Il eut un petit geste évasif de la main.

— Bonne nuit, Martin.

— Tu ne comptes quand même pas passer la nuit là ? lança-t-il à son adjoint quand la porte se fut refermée.

Il perçut le raclement d’un fauteuil qu’on déplaçait.

— Tu préférerais une infirmière ? De toute façon, dans ton état, tu ne saurais même pas si elle est jolie ou moche.

Ziegler referma la chemise. Zlatan Jovanovic la fixait. De l’autre côté du bureau. Il y avait une lueur dans ses yeux… Quelque chose qui n’y était pas tout à l’heure. Il avait eu tout le temps de réfléchir pendant qu’elle lisait. Avait-il vraiment gobé qu’elle allait ressortir d’ici et tirer un trait sur ce qu’il avait fait ? Peut-être était-il en train de penser qu’elle ne lui avait montré aucun papier officiel. Elle se sentit subitement sur ses gardes.

— J’emporte ça, dit-elle en montrant la chemise.

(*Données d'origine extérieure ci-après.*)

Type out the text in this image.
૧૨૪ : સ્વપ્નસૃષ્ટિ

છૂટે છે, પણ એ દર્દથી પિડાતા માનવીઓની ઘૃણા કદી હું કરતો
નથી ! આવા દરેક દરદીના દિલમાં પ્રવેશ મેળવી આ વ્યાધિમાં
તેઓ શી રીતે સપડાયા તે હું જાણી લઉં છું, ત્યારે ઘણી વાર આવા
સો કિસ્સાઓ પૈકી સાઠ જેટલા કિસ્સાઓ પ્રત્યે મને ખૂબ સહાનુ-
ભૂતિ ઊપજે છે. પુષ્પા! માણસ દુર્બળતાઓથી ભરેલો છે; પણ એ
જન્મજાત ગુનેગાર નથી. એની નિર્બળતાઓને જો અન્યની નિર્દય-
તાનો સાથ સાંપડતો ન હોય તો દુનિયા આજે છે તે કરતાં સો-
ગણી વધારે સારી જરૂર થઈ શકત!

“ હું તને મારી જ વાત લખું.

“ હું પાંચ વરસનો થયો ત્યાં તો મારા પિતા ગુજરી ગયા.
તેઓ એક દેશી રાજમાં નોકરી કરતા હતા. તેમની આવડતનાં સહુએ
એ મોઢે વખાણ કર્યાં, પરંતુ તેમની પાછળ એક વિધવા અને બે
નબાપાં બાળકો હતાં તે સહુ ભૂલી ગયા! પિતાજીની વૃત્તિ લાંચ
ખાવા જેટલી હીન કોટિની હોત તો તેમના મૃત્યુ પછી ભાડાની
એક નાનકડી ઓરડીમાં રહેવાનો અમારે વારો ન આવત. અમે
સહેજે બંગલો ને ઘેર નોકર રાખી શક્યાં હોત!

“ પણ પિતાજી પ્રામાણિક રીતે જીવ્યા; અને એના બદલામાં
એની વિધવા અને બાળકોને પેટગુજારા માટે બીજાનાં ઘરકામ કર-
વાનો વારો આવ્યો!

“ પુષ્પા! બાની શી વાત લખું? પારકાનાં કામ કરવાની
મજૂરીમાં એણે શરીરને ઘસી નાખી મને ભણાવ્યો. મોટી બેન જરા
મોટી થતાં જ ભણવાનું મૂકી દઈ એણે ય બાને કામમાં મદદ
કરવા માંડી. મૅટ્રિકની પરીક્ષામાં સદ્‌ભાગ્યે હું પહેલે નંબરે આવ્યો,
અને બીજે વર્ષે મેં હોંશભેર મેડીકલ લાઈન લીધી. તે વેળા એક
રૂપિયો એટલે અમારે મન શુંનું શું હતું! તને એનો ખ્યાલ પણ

Il ne dit rien, se contentant de la fixer. Elle se leva. Il l’imita. Elle regarda ses grandes mains qui pendaient le long de son grand corps. Tranquilles. Drissa Kanté avait raison : il devait bien peser dans les cent trente kilos. Il fit lentement le tour du bureau. elle resta debout près de sa chaise, attendant qu’il passe près d’elle et la précède, prête à esquiver s’il se jetait sur elle. Il n’en fit rien cependant. Il se contenta de s’engager dans le couloir sombre. Elle avait commencé à glisser une main dans la poche de sa combinaison de cuir, là où était son arme, en lui emboîtant le pas et en fixant son large dos, lorsqu’il disparut brusquement par une porte ouverte sur la droite. Elle n’eut pas le temps de réagir. Vit l’obscurité au-delà de la porte. Elle se dépêcha d’attraper son arme dans sa poche, d’ôter le cran de sécurité et de faire monter une balle dans le canon.